A mushroom picker from the Czech Republic found a very unusual mushroom. He photographed the fruiting bodies and sent the snaps to a mycologist with a request to determine the species. To his surprise, he received the answer that the fungus is most likely an extremely rare species of Clavaria zollingeri.

Rare Fungi Found in Czechia

While Michal Karlik from northern Bohemia made his way through the thickets, he came across a mushroom he had never seen before. He took photos of purple fruiting bodies and sent them to the acclaimed mycologist and curator of the mycology fund at the Museum of Eastern Bohemia, Tereza Tejklova.

Photo by Michal Karlik

“I’ve never seen purple Ramariopsis before,” the mushroom picker describes the unique find in layman’s terms. The Clavaria resemble Ramariopsis, but in comparison, the Clavaria are more robust and resemble sea corals. In the case of Clavaria zollingeri, the fruiting bodies grow in clumps in shades from pink-purple to amethyst.

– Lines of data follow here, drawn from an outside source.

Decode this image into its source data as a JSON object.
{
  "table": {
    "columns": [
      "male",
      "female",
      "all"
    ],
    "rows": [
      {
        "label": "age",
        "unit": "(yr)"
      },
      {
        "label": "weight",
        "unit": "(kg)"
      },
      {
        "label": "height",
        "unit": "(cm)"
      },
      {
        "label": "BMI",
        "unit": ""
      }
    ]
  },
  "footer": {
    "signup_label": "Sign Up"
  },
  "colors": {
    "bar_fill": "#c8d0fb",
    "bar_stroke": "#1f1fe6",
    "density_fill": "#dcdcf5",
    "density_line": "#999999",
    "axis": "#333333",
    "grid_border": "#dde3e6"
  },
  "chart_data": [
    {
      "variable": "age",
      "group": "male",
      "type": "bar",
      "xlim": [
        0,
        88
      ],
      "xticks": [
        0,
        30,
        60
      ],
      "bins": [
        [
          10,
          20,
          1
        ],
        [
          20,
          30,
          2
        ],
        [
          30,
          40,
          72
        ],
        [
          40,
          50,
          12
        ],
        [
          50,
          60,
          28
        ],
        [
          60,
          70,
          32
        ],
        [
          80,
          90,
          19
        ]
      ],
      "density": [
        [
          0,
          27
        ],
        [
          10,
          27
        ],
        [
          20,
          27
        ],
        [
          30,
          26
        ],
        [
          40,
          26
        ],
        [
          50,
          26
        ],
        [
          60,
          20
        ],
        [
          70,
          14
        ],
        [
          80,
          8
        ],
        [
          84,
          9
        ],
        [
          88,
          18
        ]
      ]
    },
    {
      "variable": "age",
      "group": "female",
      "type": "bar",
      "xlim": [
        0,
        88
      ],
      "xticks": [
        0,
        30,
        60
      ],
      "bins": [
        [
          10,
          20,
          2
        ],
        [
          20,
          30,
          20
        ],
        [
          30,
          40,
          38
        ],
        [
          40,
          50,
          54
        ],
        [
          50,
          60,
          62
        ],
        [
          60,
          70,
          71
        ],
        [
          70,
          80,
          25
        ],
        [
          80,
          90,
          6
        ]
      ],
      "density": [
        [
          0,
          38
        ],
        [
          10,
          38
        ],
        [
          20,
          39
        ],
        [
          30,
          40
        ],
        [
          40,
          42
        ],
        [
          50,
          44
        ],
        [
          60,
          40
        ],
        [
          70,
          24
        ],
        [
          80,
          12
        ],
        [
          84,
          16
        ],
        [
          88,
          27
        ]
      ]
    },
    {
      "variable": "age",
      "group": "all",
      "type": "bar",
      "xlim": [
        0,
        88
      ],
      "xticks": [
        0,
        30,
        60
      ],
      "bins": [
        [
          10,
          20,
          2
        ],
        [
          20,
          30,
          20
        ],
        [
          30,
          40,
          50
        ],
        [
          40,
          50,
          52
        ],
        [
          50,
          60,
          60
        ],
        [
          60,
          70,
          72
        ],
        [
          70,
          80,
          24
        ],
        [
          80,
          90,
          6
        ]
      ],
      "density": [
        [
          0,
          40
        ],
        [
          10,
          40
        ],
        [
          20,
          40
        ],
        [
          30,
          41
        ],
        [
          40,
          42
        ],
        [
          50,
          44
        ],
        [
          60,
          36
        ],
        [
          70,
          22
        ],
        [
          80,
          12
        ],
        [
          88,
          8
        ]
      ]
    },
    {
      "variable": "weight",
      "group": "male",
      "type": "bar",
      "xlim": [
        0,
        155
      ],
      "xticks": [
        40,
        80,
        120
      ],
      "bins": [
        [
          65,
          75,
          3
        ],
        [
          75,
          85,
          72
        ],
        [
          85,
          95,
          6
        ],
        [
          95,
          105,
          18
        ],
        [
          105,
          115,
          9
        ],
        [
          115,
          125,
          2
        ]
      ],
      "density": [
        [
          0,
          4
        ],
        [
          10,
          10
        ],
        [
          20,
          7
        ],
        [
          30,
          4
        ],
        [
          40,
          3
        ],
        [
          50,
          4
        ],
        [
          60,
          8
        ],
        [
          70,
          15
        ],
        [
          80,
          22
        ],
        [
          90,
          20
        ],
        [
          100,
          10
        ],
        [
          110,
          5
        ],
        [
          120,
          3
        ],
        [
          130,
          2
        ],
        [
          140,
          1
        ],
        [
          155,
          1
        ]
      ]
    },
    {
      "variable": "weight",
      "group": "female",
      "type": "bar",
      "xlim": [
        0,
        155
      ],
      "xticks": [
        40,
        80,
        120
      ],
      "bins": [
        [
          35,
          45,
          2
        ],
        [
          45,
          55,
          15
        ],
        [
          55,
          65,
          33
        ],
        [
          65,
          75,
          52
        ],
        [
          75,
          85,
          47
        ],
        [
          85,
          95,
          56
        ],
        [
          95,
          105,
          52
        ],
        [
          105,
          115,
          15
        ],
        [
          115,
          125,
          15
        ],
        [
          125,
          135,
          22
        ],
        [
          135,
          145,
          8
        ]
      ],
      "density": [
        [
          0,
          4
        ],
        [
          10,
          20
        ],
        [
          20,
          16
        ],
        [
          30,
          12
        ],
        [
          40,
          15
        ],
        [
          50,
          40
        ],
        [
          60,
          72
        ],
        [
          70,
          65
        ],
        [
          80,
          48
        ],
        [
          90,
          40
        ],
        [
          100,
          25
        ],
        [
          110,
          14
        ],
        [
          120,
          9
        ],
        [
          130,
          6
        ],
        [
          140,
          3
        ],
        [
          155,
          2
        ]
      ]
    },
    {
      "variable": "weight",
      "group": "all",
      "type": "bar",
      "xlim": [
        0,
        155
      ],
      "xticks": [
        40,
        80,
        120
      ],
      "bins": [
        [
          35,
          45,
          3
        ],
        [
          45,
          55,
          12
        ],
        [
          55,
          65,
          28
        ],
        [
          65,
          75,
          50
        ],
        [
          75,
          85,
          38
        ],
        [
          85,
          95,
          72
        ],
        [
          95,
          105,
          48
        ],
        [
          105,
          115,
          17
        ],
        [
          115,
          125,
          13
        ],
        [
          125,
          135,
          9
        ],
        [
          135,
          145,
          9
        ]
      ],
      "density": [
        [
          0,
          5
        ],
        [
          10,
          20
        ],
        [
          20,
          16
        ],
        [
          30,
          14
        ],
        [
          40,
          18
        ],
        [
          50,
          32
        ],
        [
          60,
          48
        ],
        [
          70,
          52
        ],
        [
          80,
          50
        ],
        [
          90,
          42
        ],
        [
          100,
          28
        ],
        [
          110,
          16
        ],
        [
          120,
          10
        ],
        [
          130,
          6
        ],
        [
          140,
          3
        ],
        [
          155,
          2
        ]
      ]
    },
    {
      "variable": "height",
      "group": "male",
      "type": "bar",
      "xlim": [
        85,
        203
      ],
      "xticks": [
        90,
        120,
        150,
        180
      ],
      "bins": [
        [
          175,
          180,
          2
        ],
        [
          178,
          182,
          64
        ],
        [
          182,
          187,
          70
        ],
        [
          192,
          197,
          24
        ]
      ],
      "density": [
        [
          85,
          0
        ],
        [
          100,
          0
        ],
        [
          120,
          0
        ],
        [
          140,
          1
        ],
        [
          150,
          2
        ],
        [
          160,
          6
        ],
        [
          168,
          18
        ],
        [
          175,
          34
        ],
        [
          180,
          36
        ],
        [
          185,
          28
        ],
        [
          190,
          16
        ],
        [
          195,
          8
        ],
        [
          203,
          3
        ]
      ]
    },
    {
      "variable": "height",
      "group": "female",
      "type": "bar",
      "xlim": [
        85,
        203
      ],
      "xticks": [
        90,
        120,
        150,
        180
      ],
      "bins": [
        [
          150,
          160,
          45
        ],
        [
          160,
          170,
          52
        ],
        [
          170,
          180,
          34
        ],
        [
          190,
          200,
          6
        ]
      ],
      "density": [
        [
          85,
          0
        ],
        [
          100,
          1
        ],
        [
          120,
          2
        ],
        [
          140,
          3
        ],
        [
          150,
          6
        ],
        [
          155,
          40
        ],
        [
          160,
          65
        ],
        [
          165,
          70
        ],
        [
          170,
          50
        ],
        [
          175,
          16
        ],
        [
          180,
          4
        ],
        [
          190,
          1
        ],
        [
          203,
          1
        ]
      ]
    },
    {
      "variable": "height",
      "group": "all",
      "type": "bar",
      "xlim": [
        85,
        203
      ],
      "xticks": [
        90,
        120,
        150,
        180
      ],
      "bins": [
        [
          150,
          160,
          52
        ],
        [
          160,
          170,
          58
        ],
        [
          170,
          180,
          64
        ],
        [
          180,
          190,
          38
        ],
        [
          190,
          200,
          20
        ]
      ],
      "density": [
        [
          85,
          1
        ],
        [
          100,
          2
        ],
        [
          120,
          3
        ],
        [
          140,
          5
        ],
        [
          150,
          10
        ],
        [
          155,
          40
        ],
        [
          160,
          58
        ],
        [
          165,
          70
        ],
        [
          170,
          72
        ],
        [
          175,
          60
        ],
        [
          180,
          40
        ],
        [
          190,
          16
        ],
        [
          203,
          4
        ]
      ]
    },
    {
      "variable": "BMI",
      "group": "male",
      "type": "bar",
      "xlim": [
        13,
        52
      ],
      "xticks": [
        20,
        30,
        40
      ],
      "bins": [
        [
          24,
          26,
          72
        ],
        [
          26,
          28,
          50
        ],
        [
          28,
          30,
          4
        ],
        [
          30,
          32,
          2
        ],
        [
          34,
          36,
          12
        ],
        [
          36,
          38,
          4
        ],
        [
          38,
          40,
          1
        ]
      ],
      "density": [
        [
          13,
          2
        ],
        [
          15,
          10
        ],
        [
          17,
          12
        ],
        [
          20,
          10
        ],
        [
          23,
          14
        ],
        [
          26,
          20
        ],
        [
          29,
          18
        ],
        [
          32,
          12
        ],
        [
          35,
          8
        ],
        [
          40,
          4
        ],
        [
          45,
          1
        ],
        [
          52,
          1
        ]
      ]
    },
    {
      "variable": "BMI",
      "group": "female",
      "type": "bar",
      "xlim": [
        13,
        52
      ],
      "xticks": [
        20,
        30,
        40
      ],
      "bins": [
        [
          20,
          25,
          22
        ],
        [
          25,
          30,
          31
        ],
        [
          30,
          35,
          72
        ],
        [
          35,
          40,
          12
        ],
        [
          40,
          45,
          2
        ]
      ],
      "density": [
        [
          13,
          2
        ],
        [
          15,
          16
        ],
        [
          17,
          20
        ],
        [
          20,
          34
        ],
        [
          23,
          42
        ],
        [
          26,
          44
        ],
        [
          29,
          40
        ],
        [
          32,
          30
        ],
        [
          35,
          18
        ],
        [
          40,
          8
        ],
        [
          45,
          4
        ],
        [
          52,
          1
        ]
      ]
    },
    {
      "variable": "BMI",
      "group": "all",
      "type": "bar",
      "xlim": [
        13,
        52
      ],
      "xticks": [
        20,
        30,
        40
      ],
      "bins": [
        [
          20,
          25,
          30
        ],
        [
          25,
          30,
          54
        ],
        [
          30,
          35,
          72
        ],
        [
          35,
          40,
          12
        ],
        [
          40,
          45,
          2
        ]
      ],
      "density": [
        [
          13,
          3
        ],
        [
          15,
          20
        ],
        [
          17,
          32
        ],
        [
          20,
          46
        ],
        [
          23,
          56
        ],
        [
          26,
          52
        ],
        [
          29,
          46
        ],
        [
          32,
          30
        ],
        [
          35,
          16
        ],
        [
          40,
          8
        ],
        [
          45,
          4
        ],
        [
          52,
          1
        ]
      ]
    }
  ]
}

Mycologist’s Identification Confirmed

The enthusiastic mycologist asked for a location so that she could send her colleague Lucie Zibarova for sampling, mapping the area, and 100% determination of the fruiting body. The very next day after the discovery, i.e., on August 11, Zibarova arrived at the place.

Photo by Michal Karlik

The identification of the fungus has been confirmed, in fact, it is an extremely rare Clavaria zollingeri. Tests under a microscope are not necessary. “The only similar species is the Ramariopsis pulchella, and it certainly isn’t due to its size,” Tejklova said.

Will the Rare Mushroom Survive?

“Occurrence in the Czech Republic is very fragmented, they are both preserved meadows in the border area, but also maintained castle parks and gardens,” added Tejklova. It is more interesting that the fungus was found practically in the forest, or in an old, devastated orchard.

Photo by Michal Karlik

“I don’t think the mushroom has a future here,” Zíbarová told us her opinion. “The area would have to be mowed to maintain suitable conditions for the growth of the rare fungus.” These organisms prefer moist mossy meadows.

Clavaria zollingeri is classified worldwide as a vulnerable species. Across Central and Northern Europe, it is on the Red List of Threatened Species in eight countries, including Germany, Austria, France, and Sweden.